A five year study undertaken by the King's College, London revealed that certain drugs prescribed for dementia is leading to premature death in many people. This study was funded by the Alzheimer's Research Trust.
According to this research, continued use of sedatives called neuroleptics could increase the risk of early deaths in people suffering from Alzheimer's and other types of dementia. Generally neuroleptics are recommended to be given to people suffering from schizophrenia. But they are also given to help control the symptoms of Alzheimer's and dementia involving agitation, hallucination and erratic behavior.
AdvertisementThis study suggests that neuroleptics are of little benefit to people with milder symptoms and also increases their risk of early deaths. It is reported that they are given to 45% of people living in care homes.
In the study, a group of 165 patients suffering from Alzheimer's were randomly asked to take one of three types of neuroleptics or a placebo. It was found that after 2 years, 45% of those who took the neuroleptics died as against the 22% who took the placebo. Similar pattern of results were observed after a three year and three and a half years period indicating that on an average, death happens six months earlier when someone is on neuroleptics.

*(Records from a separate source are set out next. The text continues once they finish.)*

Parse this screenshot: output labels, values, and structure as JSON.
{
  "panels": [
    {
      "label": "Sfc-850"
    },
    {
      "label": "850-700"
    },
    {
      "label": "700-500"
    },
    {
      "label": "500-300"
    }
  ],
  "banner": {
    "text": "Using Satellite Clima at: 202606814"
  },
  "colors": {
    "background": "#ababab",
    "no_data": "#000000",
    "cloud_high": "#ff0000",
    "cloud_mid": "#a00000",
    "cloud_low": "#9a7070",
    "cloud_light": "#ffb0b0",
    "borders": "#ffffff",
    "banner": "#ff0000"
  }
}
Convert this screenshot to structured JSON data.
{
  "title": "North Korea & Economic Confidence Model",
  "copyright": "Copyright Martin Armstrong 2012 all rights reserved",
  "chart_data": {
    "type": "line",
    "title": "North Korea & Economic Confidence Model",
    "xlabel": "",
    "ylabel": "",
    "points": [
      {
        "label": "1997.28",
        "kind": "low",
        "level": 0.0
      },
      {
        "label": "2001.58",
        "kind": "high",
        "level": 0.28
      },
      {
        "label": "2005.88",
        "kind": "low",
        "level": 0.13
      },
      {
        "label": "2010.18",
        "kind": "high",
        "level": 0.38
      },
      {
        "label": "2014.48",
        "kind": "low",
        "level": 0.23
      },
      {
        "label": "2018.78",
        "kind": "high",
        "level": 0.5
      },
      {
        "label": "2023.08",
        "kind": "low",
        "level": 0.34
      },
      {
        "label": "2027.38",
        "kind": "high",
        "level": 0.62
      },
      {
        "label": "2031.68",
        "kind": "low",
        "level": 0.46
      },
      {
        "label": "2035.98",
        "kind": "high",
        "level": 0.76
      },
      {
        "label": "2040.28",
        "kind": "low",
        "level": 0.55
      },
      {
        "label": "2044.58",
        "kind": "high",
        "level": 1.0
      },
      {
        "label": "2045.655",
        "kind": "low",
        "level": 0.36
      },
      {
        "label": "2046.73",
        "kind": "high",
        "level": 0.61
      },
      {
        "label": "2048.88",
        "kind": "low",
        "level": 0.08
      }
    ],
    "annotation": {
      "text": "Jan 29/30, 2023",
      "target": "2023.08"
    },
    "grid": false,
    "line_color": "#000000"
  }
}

Clive Ballard, the lead researcher of the study reported that these drugs result in a lot of side effects like stroke and chest infections. In 2004, a warning was issued by the medicines watchdog that two types of neuroleptics, olanzapine and risperidone should not be prescribed to Alzheimer's patients due to an increased risk of stroke and death.
But the Alzheimer's Society presented evidence in 2005 that a neuroleptic drug was given to 100,000 people suffering from dementia. Neil Hunt, chief executive of the Alzheimer's society said that neuroleptics must be given only as a last resort.
Professor Mayur Lakhani, chairman of the Royal College of General Practitioners said that neuroleptics are used only as a last resort when patients suffer from severe episodes and not routinely prescribed to patients with dementia.